Patrick is the senior steward at Herland Forest, a natural burial cemetery and nonprofit research center located north of the Columbia River Gorge in Klickitat County, Washington. Natural organic reduction (NOR) has given them a second way to return bodies to the land.
In 2019, Gov. Jay Inslee signed legislation making Washington the first state to approve composting as an alternative to burying or cremating human remains. Advocates say composting is a greener alternative to cremation because it uses less energy. It’s also the only legal way for Washingtonians to be laid to rest on their own property, albeit in the form of mulch.
The new law took effect in 2020. It took a while to get the program running, though, KTLA sister KOIN in Portland reports.
There are three facilities in Washington licensed to perform Natural Organic Reduction. Herland Forest and Seattle-based Recompose both received their first bodies in December, while Return Home out of Auburn expects to open later this year.
Patrick calls the process of placing someone’s remains in the NOR vessel an “investment” and says it could take several weeks until the composting process is complete.
So how does it work?
The body is placed in the NOR cradle along with 200 gallons of wood chips. Facilitators add a mix of bacteria, protozoa and fungi to speed up the reduction process. Oxygen is repeatedly added to the cradle to keep it in the 145-155 degree range. Patrick also has solar panels hooked up to add extra heat when needed. The cradle is periodically tumbled to help disperse oxygen throughout the chamber.
Humans tend to have a lot of unnatural materials in their bodies, though, like dental fillings, screws and pacemakers. That all has to be filtered out after the bulk of the decomposition is done, Patrick said. They also crumble up the bones to release the phosphorus.

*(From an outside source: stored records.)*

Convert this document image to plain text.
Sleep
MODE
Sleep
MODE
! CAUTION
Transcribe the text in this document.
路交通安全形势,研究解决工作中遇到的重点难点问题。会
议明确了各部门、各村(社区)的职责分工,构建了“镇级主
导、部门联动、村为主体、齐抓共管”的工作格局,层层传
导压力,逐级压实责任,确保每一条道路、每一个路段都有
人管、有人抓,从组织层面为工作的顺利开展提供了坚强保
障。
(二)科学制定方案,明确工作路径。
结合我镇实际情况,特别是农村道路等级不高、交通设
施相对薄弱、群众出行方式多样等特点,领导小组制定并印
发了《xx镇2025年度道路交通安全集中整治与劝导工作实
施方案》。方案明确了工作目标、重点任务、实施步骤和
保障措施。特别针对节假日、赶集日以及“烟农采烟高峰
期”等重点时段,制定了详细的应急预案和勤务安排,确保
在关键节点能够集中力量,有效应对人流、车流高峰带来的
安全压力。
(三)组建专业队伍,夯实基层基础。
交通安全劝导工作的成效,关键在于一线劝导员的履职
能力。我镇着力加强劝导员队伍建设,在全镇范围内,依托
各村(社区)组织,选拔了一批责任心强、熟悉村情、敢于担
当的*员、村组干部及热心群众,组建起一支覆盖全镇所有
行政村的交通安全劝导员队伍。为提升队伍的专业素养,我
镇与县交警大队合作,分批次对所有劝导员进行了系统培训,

After that, Patrick said they’ll have four, 55-gallon drums full of usable compost. The family can take all of it, or donate a portion to Herland Forest where it will be used to help grow new trees in the cemetery.
Herland Forest doesn’t have any more investments lined up just yet, but Patrick isn’t worried. His goal is just to give people another option.
“We’re in the cemetery business, so your customers are deciding what it is they want,” he said. “That’s why we just built the one unit because we didn’t know what kind of interest people would have in it and we didn’t want to commit a huge amount of resources to a path that may or may not be well accepted.”
The folks at Herland Forest may build more NOR cradles if there’s enough demand, which the early hype around Seattle’s Recompose suggests there just might be.
A spokesperson for Recompose told KOIN they’ve started the process with eight bodies so far and have 420 “Precompose” members who have paid in advance for their future death care.